I’m a fan of space and systems. Not just normal spaces or systems, like the spaces in my closet or the system in our house for putting groceries where they go, I’m talking about SPACE and SYSTEMS. Space, like outer space. Planets and stars and galaxies and clusters and dark energy. And systems, like solar systems and variational systems. How things interact and the structure of randomness and the shape and gravity of time. I geek out about this stuff. Seriously: it’s my thing. I’ve been thinking about it a lot lately because of some things going on in my life. Specifically, my oldest boy is finishing high school. Moving on. Heading on out. Charting his own path. His life, and mine, is changing a little bit – both our spaces and our systems.
Space – looking out at space and the little bit of a lot that earthlings can actually see – makes me recognize how much I don’t know. About teaching. About life. Right now about being a father. There is a vastness to what I don’t know. I had a fun thought at work the other day about shooting and tactics and it was the recognition that I’ll never know more than what I already don’t know: my knowing will never outgrow my unknowing. That thought about work is also a thought about life. I think about my son’s journey, and my journey as his father, and I’m brought back to the saying “when you teach you are forced to confront your own ignorance” and man, am I being confronted. I think about the learning and teaching and guiding between us over the course of our lives together and it brings me to our system, and what our system means to our place here.
There is a concept about systems within mechanics and quantum mechanics called the variational principle and it, simply explained, is if you can define a start point and an end point you can determine how a system is going to behave. It has been used as a foundation to explain the fundamentals of everything from the space and time of Einsteins general relativity to our optics and lasers derived from Fermat’s principle. It is a fascinating piece that touches fundamental science and math and physics. It is integral to everything – both to things vastly big and super small – and explains so much. Yet I find it to be so untrue. Sure it works for things like The Universe and our existence but it certainly doesn’t work for my son and me. It is a fantastical example of how life and living deviates from the rules.
Let’s take a look at my son and me and the parallels between our journey to this point and yours. Pick something pivotal that happened in your life a couple decades or so ago: maybe a job, maybe a birth, maybe an accomplishment, maybe a passing, maybe a beginning of something or an end. Something that, at the time, you could define the start point of. A phase. A change. Now think of the end of that “thing”…the point, when it started, where you thought it would go. Maybe it was a marriage and you could see yourself almost twenty years along; maybe it was a career and you could see yourself a few years from retirement; maybe, like me, it was a birth and you could see the end of the first big phase of your child’s life.
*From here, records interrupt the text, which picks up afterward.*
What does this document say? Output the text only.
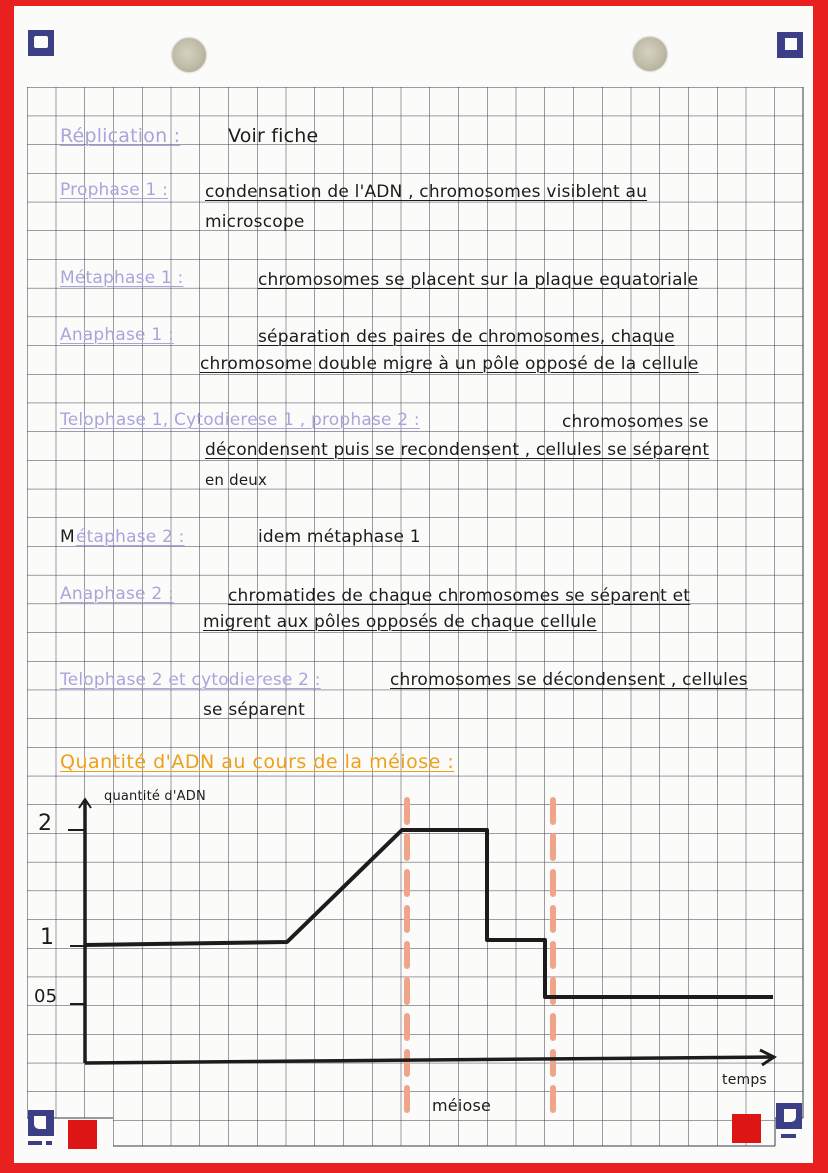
Réplication :	Voir fiche
Prophase 1 : condensation de l'ADN , chromosomes visiblent au
microscope
Métaphase 1 :	chromosomes se placent sur la plaque equatoriale
Anaphase 1 :	séparation des paires de chromosomes, chaque
chromosome double migre à un pôle opposé de la cellule
Telophase 1, Cytodierese 1 , prophase 2 :	chromosomes se
décondensent puis se recondensent , cellules se séparent
en deux
M étaphase 2 :	idem métaphase 1
Anaphase 2 :	chromatides de chaque chromosomes se séparent et
migrent aux pôles opposés de chaque cellule
Telophase 2 et cytodierese 2 :	chromosomes se décondensent , cellules
se séparent
Quantité d'ADN au cours de la méiose :
quantité d'ADN
2
1
05
temps
méiose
Did any of it follow the Variational Principle? Did we really, knowing where we were when it started and defining what we believed would be the end, actually determine how our “system” was going to behave? Was I, and were you, able to predict the behavior? Relativity didn’t help me with those spaces of dreams and fears and times of illness and breakage, and Fermat definitely didn’t give me an optic on the anxiety and despair. Where was that universal map? Hint: it was missing. Those principles can’t define the behavior of something within. They don’t define my son for me any more than they defined the behavior of your event: life defined it. Living set the behavior. Knowing this is so much more important than being able to write theorems on a board: living defines life and life determines how you live.
It isn’t equal to the Theory of Relativity and I can’t give my son assurance on a universal scale, but I will share with you what I am sharing with him:
Live your life, each and every day.
Love your days, both good and bad.
Define your own path, or it will be defined for you.
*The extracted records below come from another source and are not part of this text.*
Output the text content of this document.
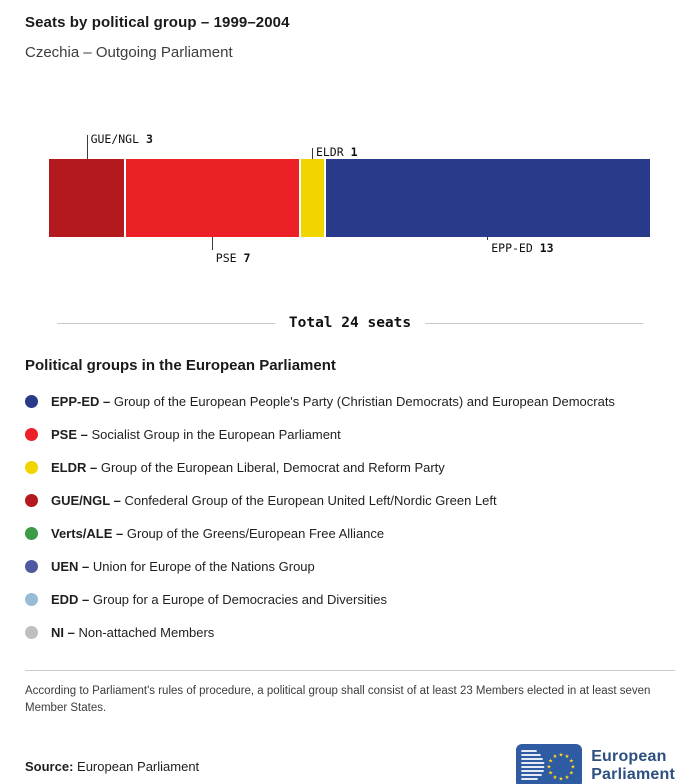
Seats by political group – 1999–2004
Czechia – Outgoing Parliament
GUE/NGL 3
ELDR 1
PSE 7
EPP-ED 13
Total 24 seats
Political groups in the European Parliament
EPP-ED – Group of the European People's Party (Christian Democrats) and European Democrats
PSE – Socialist Group in the European Parliament
ELDR – Group of the European Liberal, Democrat and Reform Party
GUE/NGL – Confederal Group of the European United Left/Nordic Green Left
Verts/ALE – Group of the Greens/European Free Alliance
UEN – Union for Europe of the Nations Group
EDD – Group for a Europe of Democracies and Diversities
NI – Non-attached Members
According to Parliament's rules of procedure, a political group shall consist of at least 23 Members elected in at least seven Member States.
Source: European Parliament
★ ★
★
★
★
★
★
★
★
★
★
★ European
Parliament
Don’t wait for opportunities, create them.
Be confident and believe in yourself.
Be present: you won’t always see something begin or recognize when it ends.
Be true, both to yourself and others.
Accept failure, you succeeded at something that didn’t work.
Celebrate success, and thank those that helped you achieve it.
Each of these will be a part of your life each and every day. For him, for me, for you, for all of us: little victories are still victories. Let them build. They’ll gather momentum and take on a life of their own. Our knowing will never outgrow our unknowing. Einstein might be able to teach me everything about a journey to the stars but only my son can teach me about the journey of us. Our journey is unmapped. Let’s find out where it goes.